Zimmermann, P, Laule, O, Schmitz, J, Hruz, T, Bleuler, S, Gruissem, W
Molecular plant. 2008;(5):851-7
Abstract
The wide-spread use of microarray technologies to study plant transcriptomes has led to important discoveries and to an accumulation of profiling data covering a wide range of different tissues, developmental stages, perturbations, and genotypes. Querying a large number of microarray experiments can provide insights that cannot be gained by analyzing single experiments. However, such a meta-analysis poses significant challenges with respect to data comparability and normalization, systematic sample annotation, and analysis tools.
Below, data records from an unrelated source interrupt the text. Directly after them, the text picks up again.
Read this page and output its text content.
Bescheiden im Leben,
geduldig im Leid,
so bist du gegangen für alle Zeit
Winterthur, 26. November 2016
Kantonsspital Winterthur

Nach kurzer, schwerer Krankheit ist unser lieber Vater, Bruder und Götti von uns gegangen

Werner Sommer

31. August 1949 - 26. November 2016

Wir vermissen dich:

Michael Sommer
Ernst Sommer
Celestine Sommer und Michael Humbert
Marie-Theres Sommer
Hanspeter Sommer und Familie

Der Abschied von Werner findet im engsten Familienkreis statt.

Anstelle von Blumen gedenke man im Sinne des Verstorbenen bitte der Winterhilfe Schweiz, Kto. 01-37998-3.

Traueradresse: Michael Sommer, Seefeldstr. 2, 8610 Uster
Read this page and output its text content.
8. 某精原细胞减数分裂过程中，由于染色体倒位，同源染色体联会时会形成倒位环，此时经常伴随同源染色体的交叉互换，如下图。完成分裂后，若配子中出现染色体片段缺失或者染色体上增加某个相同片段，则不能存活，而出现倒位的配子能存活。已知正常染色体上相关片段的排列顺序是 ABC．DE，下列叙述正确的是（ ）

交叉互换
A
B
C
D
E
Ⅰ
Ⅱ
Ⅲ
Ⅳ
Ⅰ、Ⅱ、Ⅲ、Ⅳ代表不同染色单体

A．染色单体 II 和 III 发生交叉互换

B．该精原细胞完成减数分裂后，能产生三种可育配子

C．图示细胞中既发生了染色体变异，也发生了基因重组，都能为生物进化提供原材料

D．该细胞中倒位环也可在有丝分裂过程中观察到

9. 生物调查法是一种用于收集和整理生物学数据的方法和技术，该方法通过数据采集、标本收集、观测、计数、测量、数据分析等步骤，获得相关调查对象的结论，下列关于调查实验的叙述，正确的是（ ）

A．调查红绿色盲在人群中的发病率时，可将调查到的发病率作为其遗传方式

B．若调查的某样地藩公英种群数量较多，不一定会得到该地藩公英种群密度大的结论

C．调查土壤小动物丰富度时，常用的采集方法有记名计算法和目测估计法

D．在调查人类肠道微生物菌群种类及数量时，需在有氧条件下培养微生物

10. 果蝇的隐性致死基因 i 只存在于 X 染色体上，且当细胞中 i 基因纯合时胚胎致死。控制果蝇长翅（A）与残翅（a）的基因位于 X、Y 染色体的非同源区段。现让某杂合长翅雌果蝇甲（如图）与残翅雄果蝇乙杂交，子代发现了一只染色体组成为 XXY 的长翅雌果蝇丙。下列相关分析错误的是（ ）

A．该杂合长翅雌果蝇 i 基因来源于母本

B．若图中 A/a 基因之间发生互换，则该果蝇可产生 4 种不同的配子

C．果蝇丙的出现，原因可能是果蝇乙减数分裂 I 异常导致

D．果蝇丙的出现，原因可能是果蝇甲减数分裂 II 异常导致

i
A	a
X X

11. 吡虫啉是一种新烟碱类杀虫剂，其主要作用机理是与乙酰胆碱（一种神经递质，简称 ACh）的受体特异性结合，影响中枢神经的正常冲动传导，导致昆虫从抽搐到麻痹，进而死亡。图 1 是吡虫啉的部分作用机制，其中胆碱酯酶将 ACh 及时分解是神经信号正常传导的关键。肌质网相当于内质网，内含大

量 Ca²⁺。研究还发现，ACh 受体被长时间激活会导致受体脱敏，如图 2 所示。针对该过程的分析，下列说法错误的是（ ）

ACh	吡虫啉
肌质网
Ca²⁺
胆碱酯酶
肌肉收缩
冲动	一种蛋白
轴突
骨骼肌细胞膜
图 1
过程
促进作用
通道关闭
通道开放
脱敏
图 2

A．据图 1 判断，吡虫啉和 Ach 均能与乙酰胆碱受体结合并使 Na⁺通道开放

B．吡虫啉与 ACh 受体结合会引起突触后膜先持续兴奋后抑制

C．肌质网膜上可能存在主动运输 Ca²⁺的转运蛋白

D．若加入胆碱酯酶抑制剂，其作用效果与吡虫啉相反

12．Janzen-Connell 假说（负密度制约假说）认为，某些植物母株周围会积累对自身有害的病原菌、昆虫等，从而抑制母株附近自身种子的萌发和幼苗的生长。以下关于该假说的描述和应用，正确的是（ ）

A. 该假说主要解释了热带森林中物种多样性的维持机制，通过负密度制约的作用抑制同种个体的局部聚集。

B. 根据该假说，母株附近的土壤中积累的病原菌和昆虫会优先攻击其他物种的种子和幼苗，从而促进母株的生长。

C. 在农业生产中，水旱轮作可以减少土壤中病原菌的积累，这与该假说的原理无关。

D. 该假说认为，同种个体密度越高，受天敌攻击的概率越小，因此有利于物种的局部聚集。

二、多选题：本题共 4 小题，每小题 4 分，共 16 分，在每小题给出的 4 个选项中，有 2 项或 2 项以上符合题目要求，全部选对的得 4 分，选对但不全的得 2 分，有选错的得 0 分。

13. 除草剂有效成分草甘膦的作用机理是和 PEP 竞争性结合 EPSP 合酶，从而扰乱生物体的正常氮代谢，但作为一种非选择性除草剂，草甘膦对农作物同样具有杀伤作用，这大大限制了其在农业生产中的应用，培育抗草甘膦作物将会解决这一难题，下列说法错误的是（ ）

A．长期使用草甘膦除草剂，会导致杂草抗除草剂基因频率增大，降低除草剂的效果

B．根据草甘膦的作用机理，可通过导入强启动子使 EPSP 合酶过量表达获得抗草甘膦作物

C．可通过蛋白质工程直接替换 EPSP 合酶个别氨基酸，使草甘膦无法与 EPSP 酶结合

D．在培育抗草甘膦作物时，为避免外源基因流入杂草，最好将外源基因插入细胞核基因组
Genevestigator addresses these issues using a large curated expression database and a set of specifically developed analysis tools that are accessible over the internet. This combination has already proven to be useful in the area of plant research based on a large set of Arabidopsis data (Grennan, 2006). Here, we present the release of the Genevestigator rice and barley gene expression databases that contain quality-controlled and well annotated microarray experiments using ontologies. The databases currently comprise experiments from pathology, plant nutrition, abiotic stress, hormone treatment, genotype, and spatial or temporal analysis, but are expected to cover a broad variety of research areas as more experimental data become available. The transcriptome meta-analysis of the model species rice and barley is expected to deliver results that can be used for functional genomics and biotechnological applications in cereals.